Depuis le début des années 80, ceci était dit dans
un article de Jean d’Ormesson au “Figaro”, le dernier jour de 1979. Des
paroles sur la fin des illusions. D’Ormesson rejoignait, alors, Paul Ricœur,
l’un des penseurs de ce temps, disant que nous nous sommes habitués
à regarder le présent comme étant lié au passé.

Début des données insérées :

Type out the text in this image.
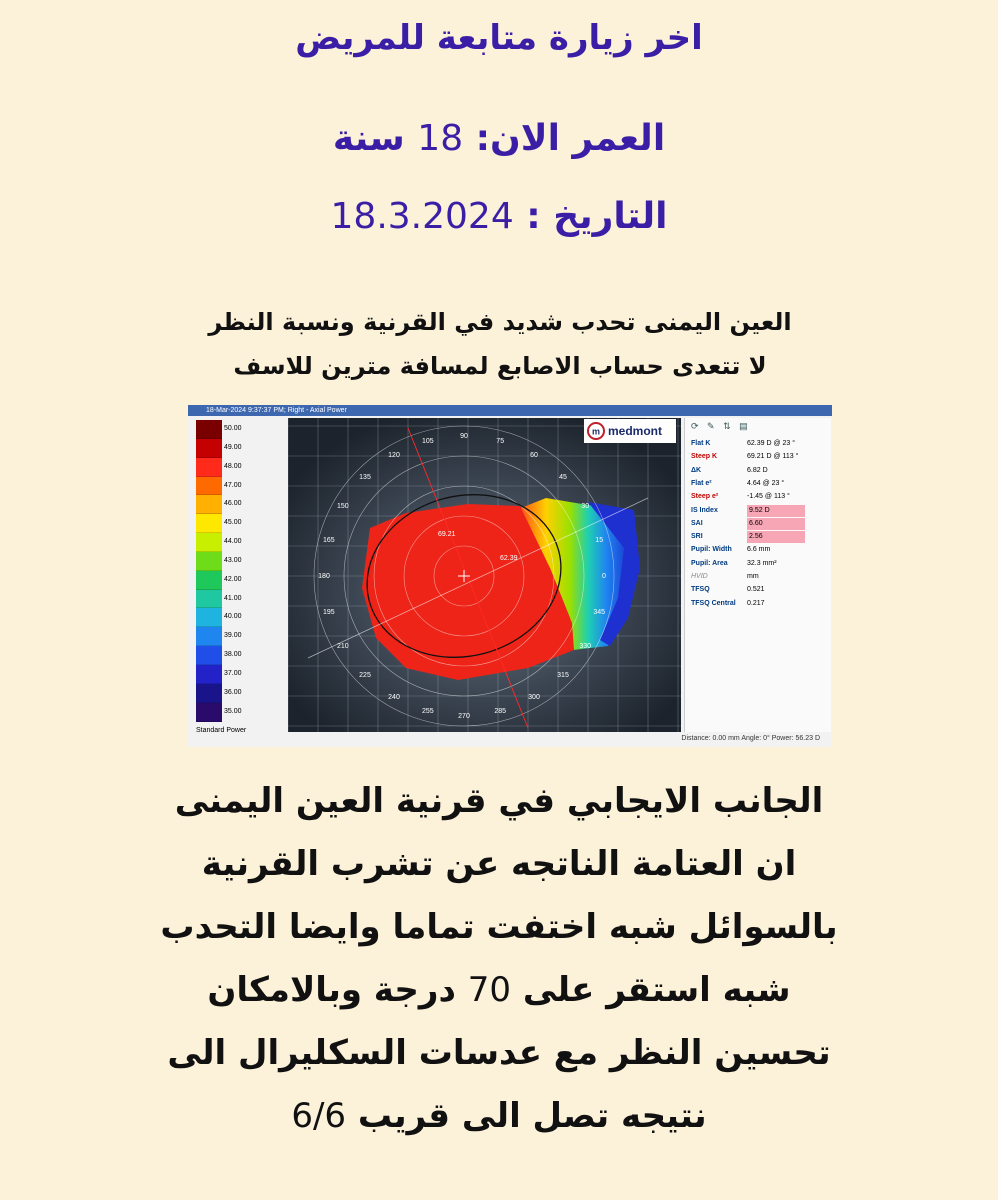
اخر زيارة متابعة للمريض
العمر الان: 18 سنة
التاريخ : 18.3.2024
العين اليمنى تحدب شديد في القرنية ونسبة النظر
لا تتعدى حساب الاصابع لمسافة مترين للاسف
18-Mar-2024 9:37:37 PM; Right - Axial Power
50.00
49.00
48.00
47.00
46.00
45.00
44.00
43.00
42.00
41.00
40.00
39.00
38.00
37.00
36.00
35.00
Standard Power
69.21
62.39
105
90
75
60
45
30
15
0
345
330
315
300
285
270
255
240
225
210
195
180
165
150
135
120
⟳ ✎ ⇅ ▤
Flat K	62.39 D @ 23 °
Steep K	69.21 D @ 113 °
ΔK	6.82 D
Flat e²	4.64 @ 23 °
Steep e²	-1.45 @ 113 °
IS Index	9.52 D
SAI	6.60
SRI	2.56
Pupil: Width 6.6 mm
Pupil: Area	32.3 mm²
HVID	mm
TFSQ	0.521
TFSQ Central 0.217
Distance: 0.00 mm Angle: 0° Power: 56.23 D
m medmont
الجانب الايجابي في قرنية العين اليمنى
ان العتامة الناتجه عن تشرب القرنية
بالسوائل شبه اختفت تماما وايضا التحدب
شبه استقر على 70 درجة وبالامكان
تحسين النظر مع عدسات السكليرال الى
نتيجه تصل الى قريب 6/6
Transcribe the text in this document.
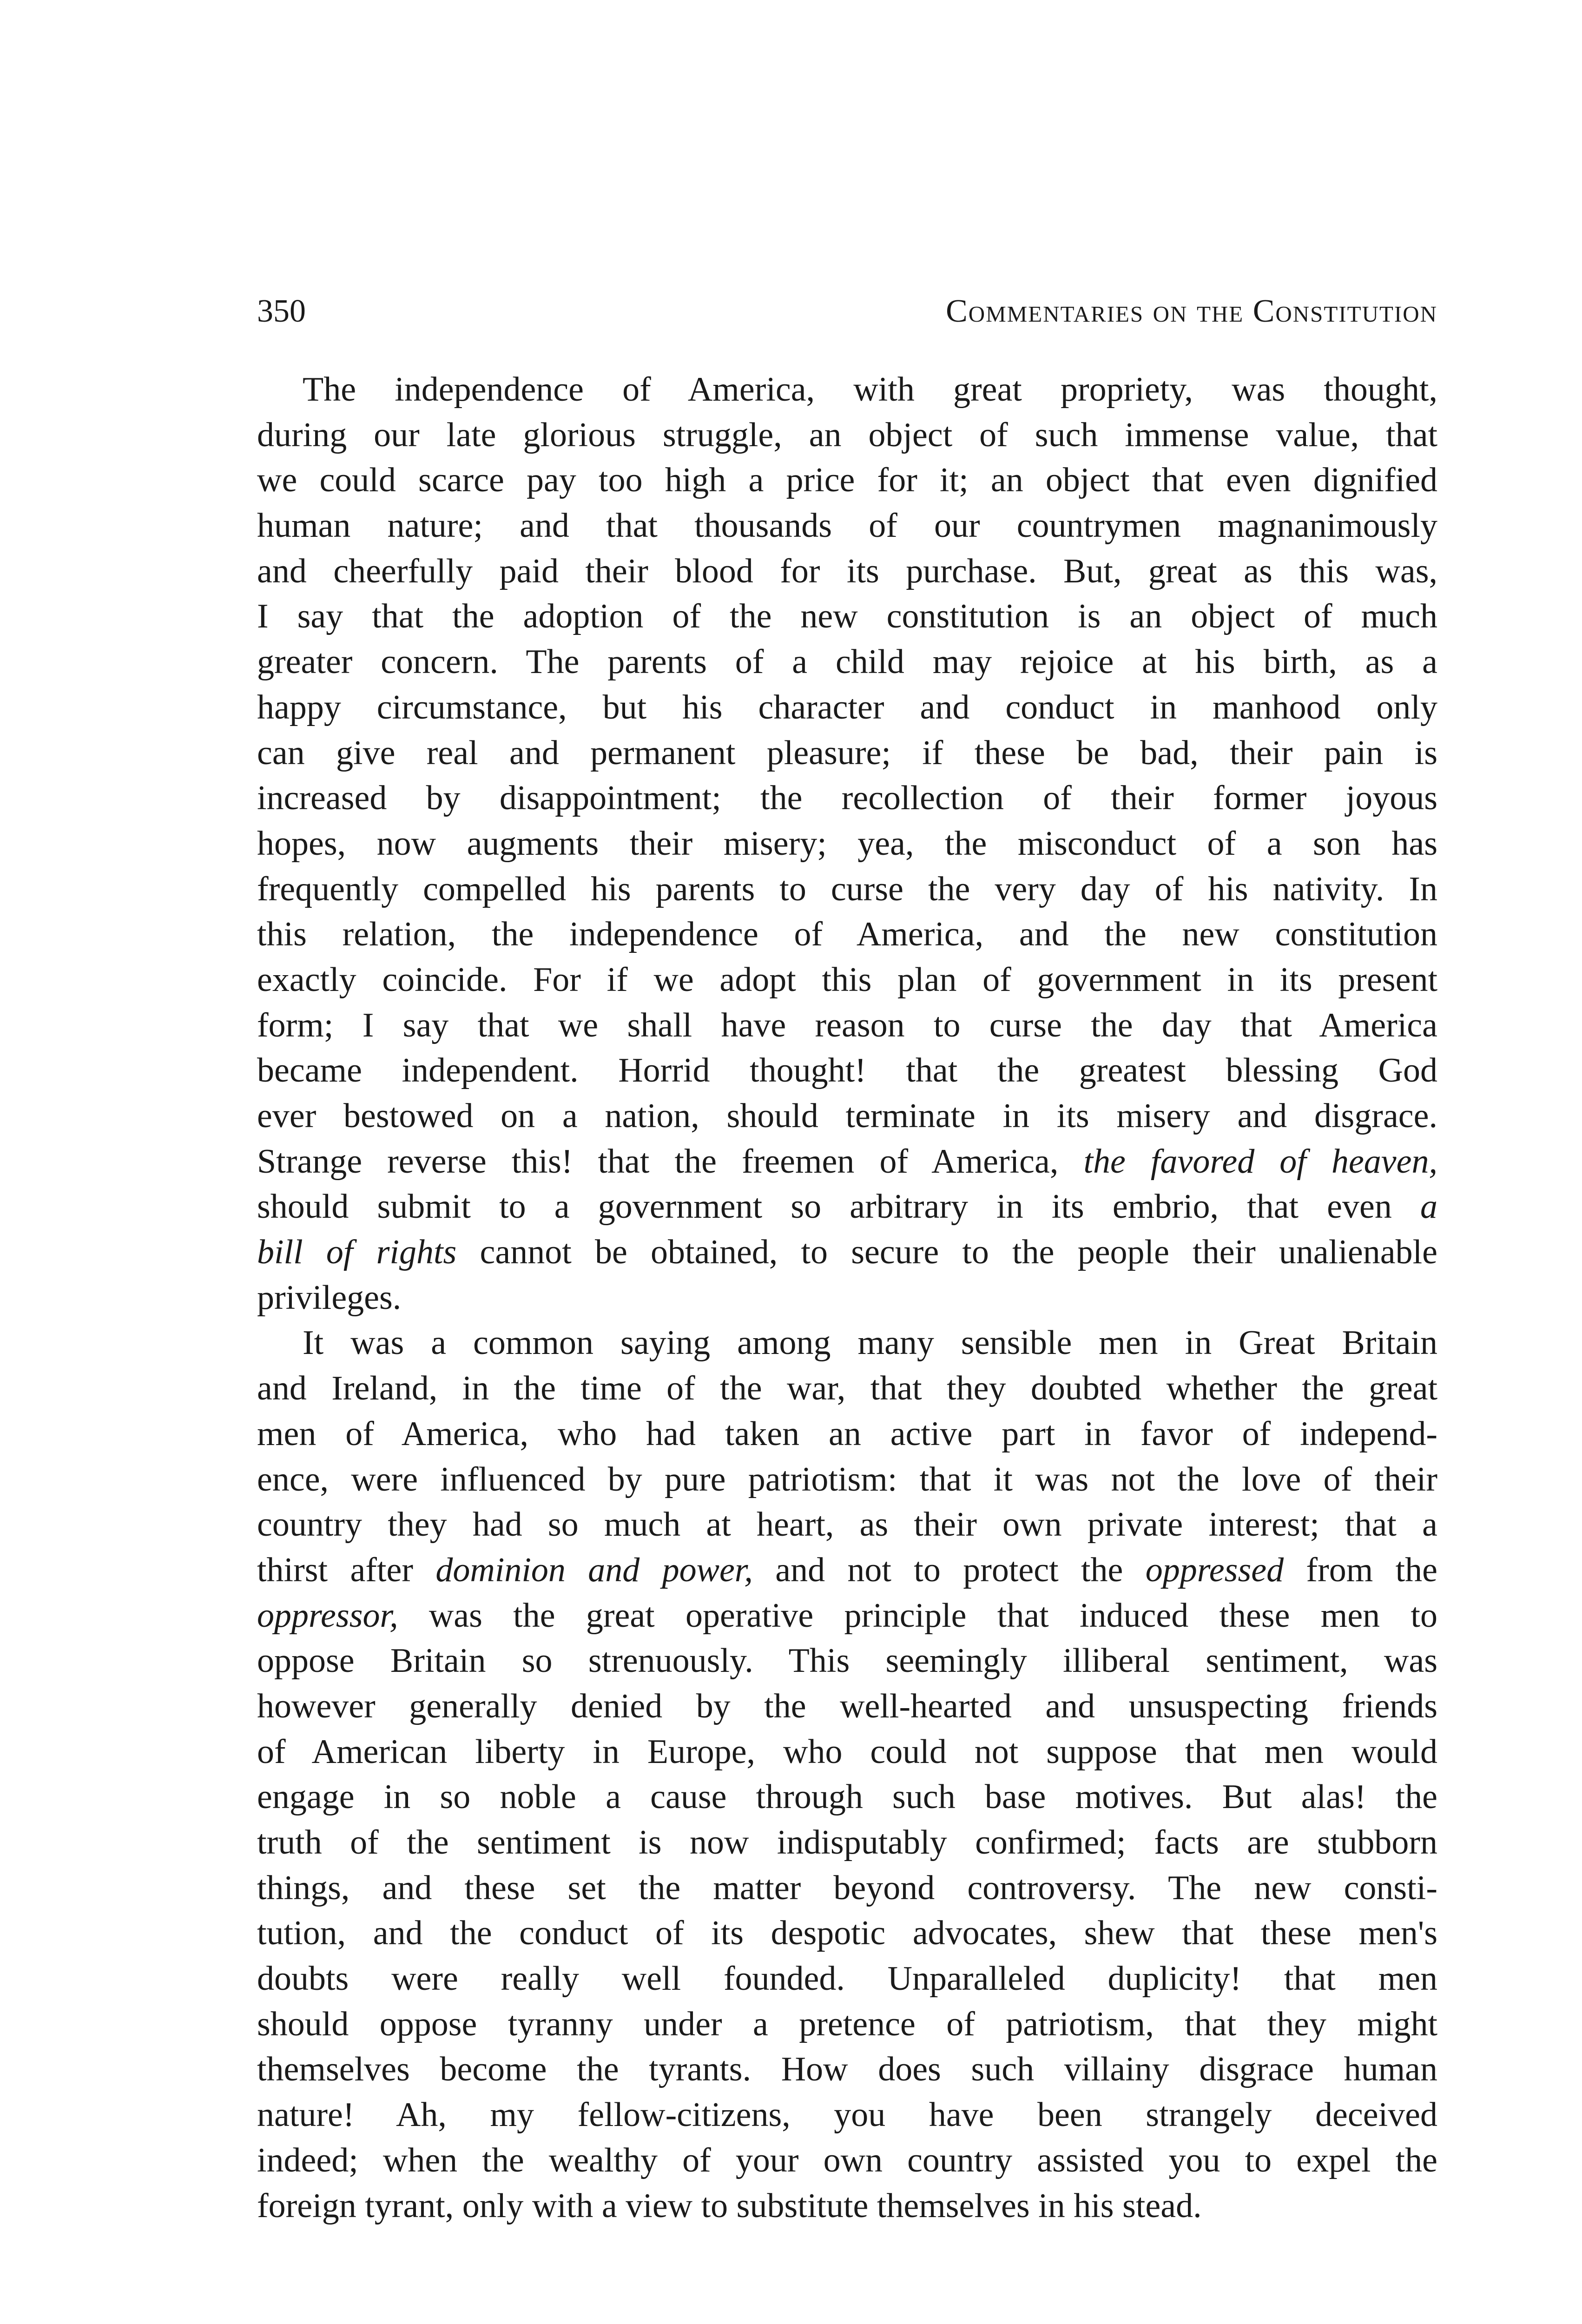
350	Commentaries on the Constitution
The independence of America, with great propriety, was thought,
during our late glorious struggle, an object of such immense value, that
we could scarce pay too high a price for it; an object that even dignified
human nature; and that thousands of our countrymen magnanimously
and cheerfully paid their blood for its purchase. But, great as this was,
I say that the adoption of the new constitution is an object of much
greater concern. The parents of a child may rejoice at his birth, as a
happy circumstance, but his character and conduct in manhood only
can give real and permanent pleasure; if these be bad, their pain is
increased by disappointment; the recollection of their former joyous
hopes, now augments their misery; yea, the misconduct of a son has
frequently compelled his parents to curse the very day of his nativity. In
this relation, the independence of America, and the new constitution
exactly coincide. For if we adopt this plan of government in its present
form; I say that we shall have reason to curse the day that America
became independent. Horrid thought! that the greatest blessing God
ever bestowed on a nation, should terminate in its misery and disgrace.
Strange reverse this! that the freemen of America, the favored of heaven,
should submit to a government so arbitrary in its embrio, that even a
bill of rights cannot be obtained, to secure to the people their unalienable
privileges.
It was a common saying among many sensible men in Great Britain
and Ireland, in the time of the war, that they doubted whether the great
men of America, who had taken an active part in favor of independ-
ence, were influenced by pure patriotism: that it was not the love of their
country they had so much at heart, as their own private interest; that a
thirst after dominion and power, and not to protect the oppressed from the
oppressor, was the great operative principle that induced these men to
oppose Britain so strenuously. This seemingly illiberal sentiment, was
however generally denied by the well-hearted and unsuspecting friends
of American liberty in Europe, who could not suppose that men would
engage in so noble a cause through such base motives. But alas! the
truth of the sentiment is now indisputably confirmed; facts are stubborn
things, and these set the matter beyond controversy. The new consti-
tution, and the conduct of its despotic advocates, shew that these men's
doubts were really well founded. Unparalleled duplicity! that men
should oppose tyranny under a pretence of patriotism, that they might
themselves become the tyrants. How does such villainy disgrace human
nature! Ah, my fellow-citizens, you have been strangely deceived
indeed; when the wealthy of your own country assisted you to expel the
foreign tyrant, only with a view to substitute themselves in his stead.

Mais tout cela a changé. Le présent n’était aucun
jour lié à l’avenir, comme il l’est maintenant. Quant à
l’avenir chez d’Ormesson, il ne devait pas dépasser l’an 2000. Arriverons-nous
à cette date, se demandait-il alors? Son ambition était limitée
comme la nôtre. Cependant, l’écrivain français n’en
était pas moins éclairé. Il a établi une comparaison
entre la France, l’Amérique, la Russie, en coinçant entre
elles la Grande-Bretagne sur le plan de la jouissance de l’énergie
prohibée pour son pays. Il s’est trompé, parce que les caravanes
des demandeurs de l’or noir en Grande-Bretagne ne sont pas moins encombrées
qu’en France. Bien que dans son pays, il était futuriste. “Le pétrole
a un prix qui doit être payé avec équité. Ce
qui est certain, c’est que le pétrole restera en permanence une
nécessité.”
La souveraineté n’est pas un acte de
dépit; c’est un droit. Le jour où on en parle et la réclame,
en cette qualité, nul ne s’y opposera et personne n’osera protester,
sinon il se classera parmi les dissidents. Il en est de même de l’indépendance.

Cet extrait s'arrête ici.